I just love how right wing Talibaptist types think that the law does not apply to them:

Wisconsin Attorney General J.B. Van Hollen said Thursday that same-sex couples who have wed in recent days are not married in the eyes of the law and that county clerks issuing marriage licenses to gay and lesbian couples could be prosecuted.

Also Thursday, Republican Gov. Scott Walker backed Van Hollen’s work defending the gay marriage ban but sidestepped questions on whether clerks should be charged and what his personal views on gay marriage are now.

Three district attorneys running for attorney general — two Democrats and a Republican — said they would not issue charges against clerks and their area. A Democratic state representative running to succeed Van Hollen also criticized the idea of issuing charges.

“You do have many people in Wisconsin basically taking the law into their own hands and there can be legal repercussions for that,” Van Hollen said in an interview with the Milwaukee Journal Sentinel. “So, depending on who believes they’re married under the law and who doesn’t believe they’re married under the law may cause them to get themselves in some legal problems that I think are going to take years for them and the courts to work out.”

The Republican attorney general said he did not believe same-sex couples could be prosecuted but that county clerks risked charges.

………

County clerks can be jailed for up to nine months and fined up to $10,000 for issuing marriage licenses that aren’t allowed under state law. The same section of the statutes also provides penalties for judges, ministers and others who officiate over a “fictitious marriage,” but Van Hollen did not address whether they could be charged.

………

United States District Judge Barbara Crabb last week declared that Wisconsin’s ban on same-sex marriage violated the U.S. Constitution’s guarantee of equal protection of the law. She has not yet entered an injunction instructing public officials what to do about her finding.

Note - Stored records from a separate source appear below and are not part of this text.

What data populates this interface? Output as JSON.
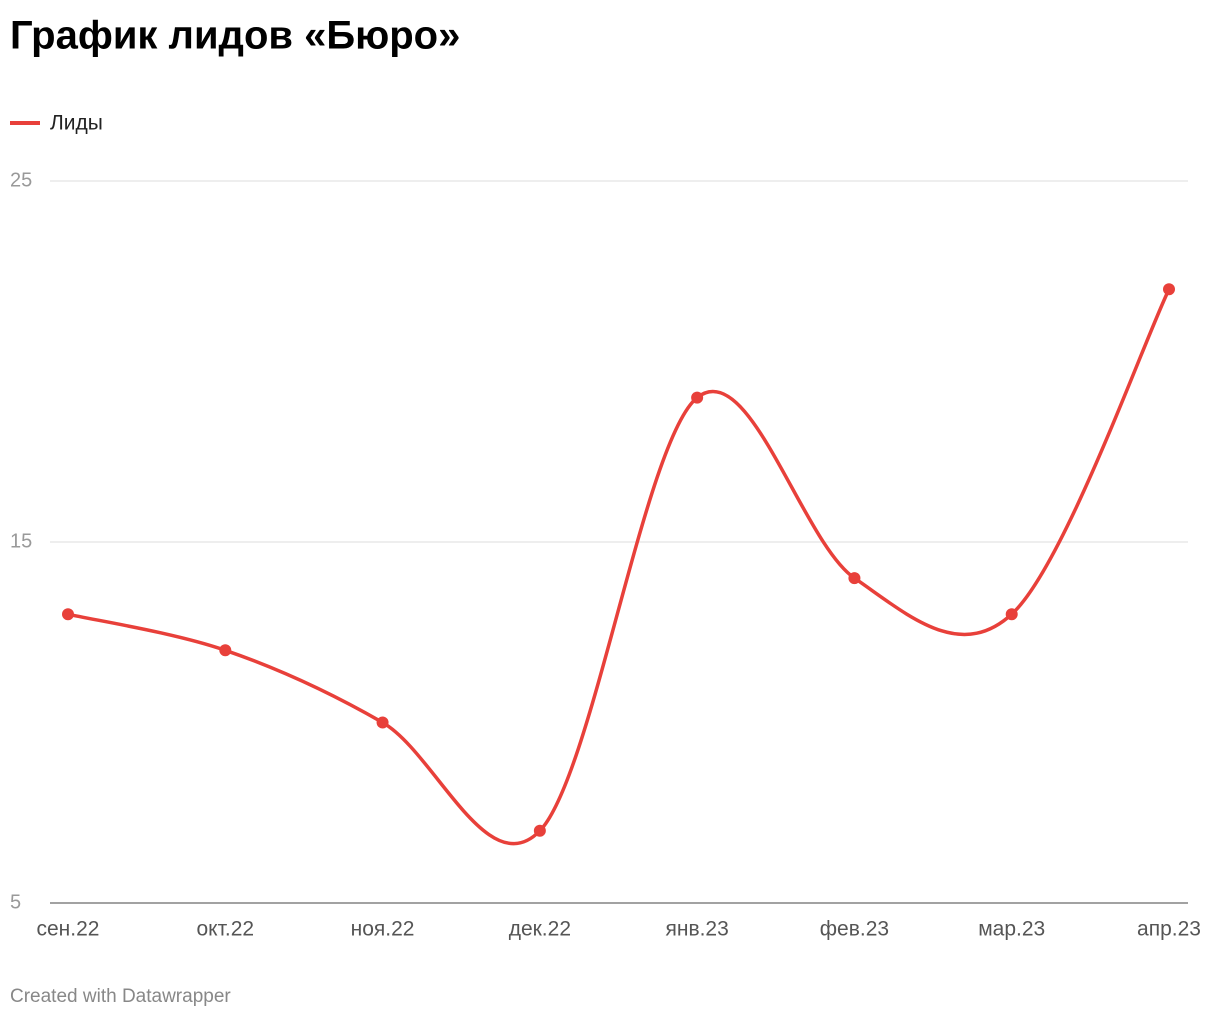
{
  "chart_data": {
    "type": "line",
    "title": "График лидов «Бюро»",
    "categories": [
      "сен.22",
      "окт.22",
      "ноя.22",
      "дек.22",
      "янв.23",
      "фев.23",
      "мар.23",
      "апр.23"
    ],
    "series": [
      {
        "name": "Лиды",
        "color": "#e8403a",
        "values": [
          13,
          12,
          10,
          7,
          19,
          14,
          13,
          22
        ]
      }
    ],
    "ylim": [
      5,
      25
    ],
    "yticks": [
      5,
      15,
      25
    ],
    "grid": true
  },
  "footer": "Created with Datawrapper"
}
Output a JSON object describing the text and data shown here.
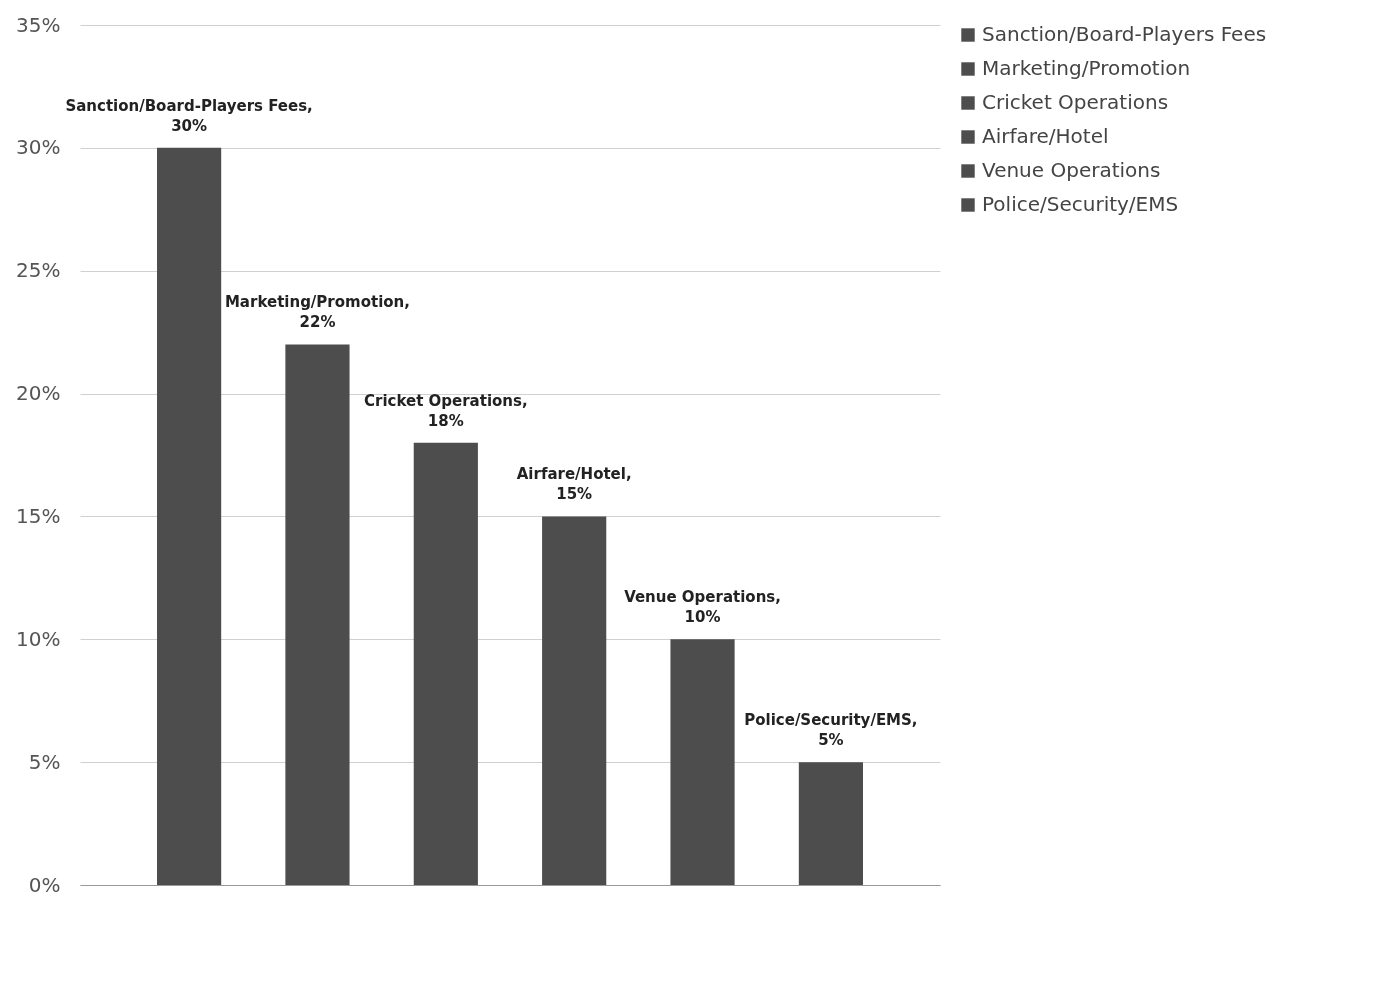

After all, who has to listen to some judge anyway?

Judge Crabb, could you please find this rat f%$# in contempt?

Another Reason to Shut Down the Fusion Centers

Because they treated a consumer boycott for “Black Friday” 2011 as a terrorist event:

The documents reveal that Fusion Centers and their personnel even conflate their anti-terrorism mission with a need for intelligence gathering on a possible consumer boycott during the holiday season. There are multiple documents from across the country referencing concerns about negative impacts on retail sales.

The Executive Director of the Intelligence Fusion Division, also the Joint Terrorism Task Force Director, for the D.C. Metropolitan Police Department circulated a 30-page report tracking the Occupy Movement in towns and cities across the country created by the trade association the International Council of Shopping Centers (ICSC).

He directed that the recipients of the document, who included top staff at the Washington, D.C. Fusion Center, “develop a one page product that we can send to our District Commanders to make them aware of the potential threat.”

(emphasis original)

Can you say out of control totalitarian organization?

Good, I knew that you could.

Linkage

Time to stare into the face of God.

It’s not a nova, it’s the light from some sort of stellar upheaval reflected off of interstellar gas.

H/t DC at the Stellar Parthenon BBS.